Trump Pledges to Untether America From Regulations
President Donald Trump announced his aggressive plan to slash regulatory hurdles for businesses, during a meeting with CEOs and business leaders at the White House on April 4.
“We are absolutely destroying these horrible regulations that have been placed on your heads—over not eight years, over the last 20 and 25 years,” said Trump.
His priority will be the Dodd-Frank Act, which Trump called “horrendous.”
The act is a complex set of banking regulations, enacted in 2010 by the Obama administration, that is designed to prevent a repeat of the 2008 financial crisis.
But it failed to serve its stated purpose, according to experts. The legislation, which aimed to end the “too big to fail” mentality of the major banks, has instead hurt small banks, small businesses, and consumers.
Small banks lost their ability to compete with the larger banks when increased regulatory demands and capital requirements increased their costs, making it harder for them to serve small businesses profitably.
Although all banks are better capitalized today, industry experts argue that Dodd-Frank negatively affected the overall economic environment.
“The regulators are running the banks,” Trump said. “We want strong restrictions, we want strong regulation, but not regulation that makes it impossible for the banks to loan to people who are going to create jobs.”
He promised to cut regulations by 90 to 95 percent while still providing the same protections.
Trump also addressed the difficulties in obtaining permits for infrastructure investments. The zoning process to build a highway in New York, for example, takes about 10 to 20 years, he said. A state government would have to go through 16 different approvals, 29 different statutes, and five different executive orders to provide a permit for a highway at the federal level.
“Even to redo a road takes years,” Trump said. “We’ve come to a halt.”
He pledged to speed up the process dramatically—permits, he said, will only take a year, rather than decades.
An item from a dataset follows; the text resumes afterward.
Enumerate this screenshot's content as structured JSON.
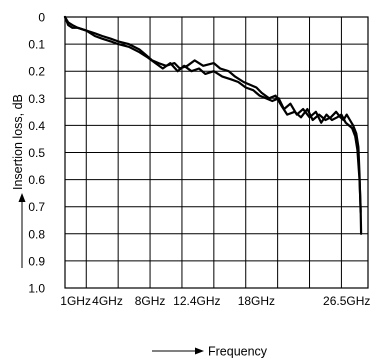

Trump criticized the former administration’s use of an approved $1 trillion infrastructure investment bill. He accused Obama of using it for social programs instead. “To this day, I haven’t heard of anything that’s been built,” Trump said.
Jobs and Unemployment
He again pledged to create more jobs by convincing companies to invest in the United States, or else pay a tax.
“I think you’re going to see a very much different environment than you’ve been used to over the last 20, 25 years,” he said. “We’re going to unleash the country.”
Trump also derided the way the government currently calculates unemployment statistics. In the last few months, the official unemployment rate has fallen to its lowest levels since 2007.
He said the unemployment rate (4.7 percent), “sounds good, but when you look for a job, you can’t find it and you give up—you are now considered statistically employed. But I don’t consider those people employed.”
The town hall meeting was co-chaired by Michael Corbat, CEO of Citigroup, and Stephen Schwarzman, chairman and CEO of the Blackstone Group. It was part of an ongoing dialogue Trump has promised to keep with business leaders.